What is a projection? A projection is a two-dimensional representation of the surface of a globe (in this case, the earth). All projections are distortions – the 2D projection makes it impossible to preserve both the angles and the area of a 3D object. This was the topic of mathematician Carl Gauss’s Theorema Egregium, which is probably best expressed in layman’s terms as: a globe contains curvature and a piece of paper does not, and therein lies the rub.
Back to the Mercator Projection. Mercator conceptually represented the globe as a cylinder, cut the cylinder and then spread it out onto a piece of paper. This allowed him to represent longitude as parallel lines (when, on a globe they converge at the poles). Designed specifically for sea navigation, parallel longitudes allowed for direct rhumb lines from point A to point B, so ships could maintain the same relative course for an entire trip. The compromise was that to keep the longitudes parallel, Mercator had to stretch the latitudes farther and farther as you move away from the equator.

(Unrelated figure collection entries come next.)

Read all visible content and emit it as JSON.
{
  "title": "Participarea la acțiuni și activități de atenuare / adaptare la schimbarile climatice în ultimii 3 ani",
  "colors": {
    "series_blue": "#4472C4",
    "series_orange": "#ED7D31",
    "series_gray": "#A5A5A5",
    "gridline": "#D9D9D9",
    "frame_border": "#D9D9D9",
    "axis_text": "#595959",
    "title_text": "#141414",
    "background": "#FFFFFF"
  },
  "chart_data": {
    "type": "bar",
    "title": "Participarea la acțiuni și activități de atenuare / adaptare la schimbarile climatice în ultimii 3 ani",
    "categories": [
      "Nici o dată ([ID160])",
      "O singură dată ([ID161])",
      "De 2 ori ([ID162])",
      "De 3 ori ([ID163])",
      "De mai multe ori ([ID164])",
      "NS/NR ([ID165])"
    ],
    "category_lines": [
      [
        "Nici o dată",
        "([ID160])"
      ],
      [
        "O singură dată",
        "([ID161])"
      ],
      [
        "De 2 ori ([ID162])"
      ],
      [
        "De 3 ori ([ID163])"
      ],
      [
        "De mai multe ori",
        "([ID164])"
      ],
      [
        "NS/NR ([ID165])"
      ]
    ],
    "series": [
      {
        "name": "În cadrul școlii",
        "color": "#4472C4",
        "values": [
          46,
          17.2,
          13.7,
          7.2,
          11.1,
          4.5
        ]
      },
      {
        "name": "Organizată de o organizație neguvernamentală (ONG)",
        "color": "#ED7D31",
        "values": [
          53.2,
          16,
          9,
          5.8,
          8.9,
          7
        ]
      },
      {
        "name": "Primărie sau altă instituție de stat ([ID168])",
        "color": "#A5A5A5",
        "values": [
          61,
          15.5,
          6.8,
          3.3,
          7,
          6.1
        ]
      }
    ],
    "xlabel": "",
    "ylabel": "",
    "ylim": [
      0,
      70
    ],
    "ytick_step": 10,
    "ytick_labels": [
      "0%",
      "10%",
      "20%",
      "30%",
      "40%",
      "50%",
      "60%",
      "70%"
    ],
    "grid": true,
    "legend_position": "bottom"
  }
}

Now about those gross inaccuracies. Since the distances between degrees of latitude get larger as you get farther away from the equator, the size of land masses are equally distorted. The most obvious example is Greenland. Yes, Greenland is big (the 12th biggest country in the world by land mass) but in the Mercator projection it appears the same size as the continent of Africa. Another good example is Alaska. Again, legitimately huge (bigger than the next three largest states combined) but in the Mercator projection it appears to be the size of half of the United States. The problem was exacerbated when map makers, apparently bothered by the ‘infinite’ representation of Antarctica, removed Anartica from the map. That moved the equator downward from the middle of the map and further emphasized the enlarged northern hemisphere. Here is the Mercator projection with the actual size of land masses also represented:
Intentional bias? When mapmakers removed Antarctica for aesthetic reasons, it pushed most of the skew to the northern hemisphere, having the effect of enlarging all of North America, Europe and Russia and also putting them more centralized on the map. Unintentional or not, this causes a map bias¹ towards the traditional industrialized nations. In recent years this has led some school districts to reconsider which projection to display in classrooms. But, as all projections are flawed in some way, this has also led to controversies.
What should we, as intelligent consumers, do? Take a page from Supreme Court Justice Potter Steward – “I’ll know it when I see it.” If you see a map of the world with an engorged Greenland, know that it is a Mercator Projection, that it was designed specifically for sea navigation, and that it doesn’t accurately reflect the size of land masses. And if Antarctica is chopped off, know that the equator isn’t in the middle of the picture, making the situation even worse.
In the case of projections, not only isn’t there a one correct answer, there isn’t even a good least incorrect answer. Like much of life, the best solution is to be aware of the limitations.
¹ Map bias refers to the tendency for our eyes to focus primarily on larger regions on a map, and less on smaller ones.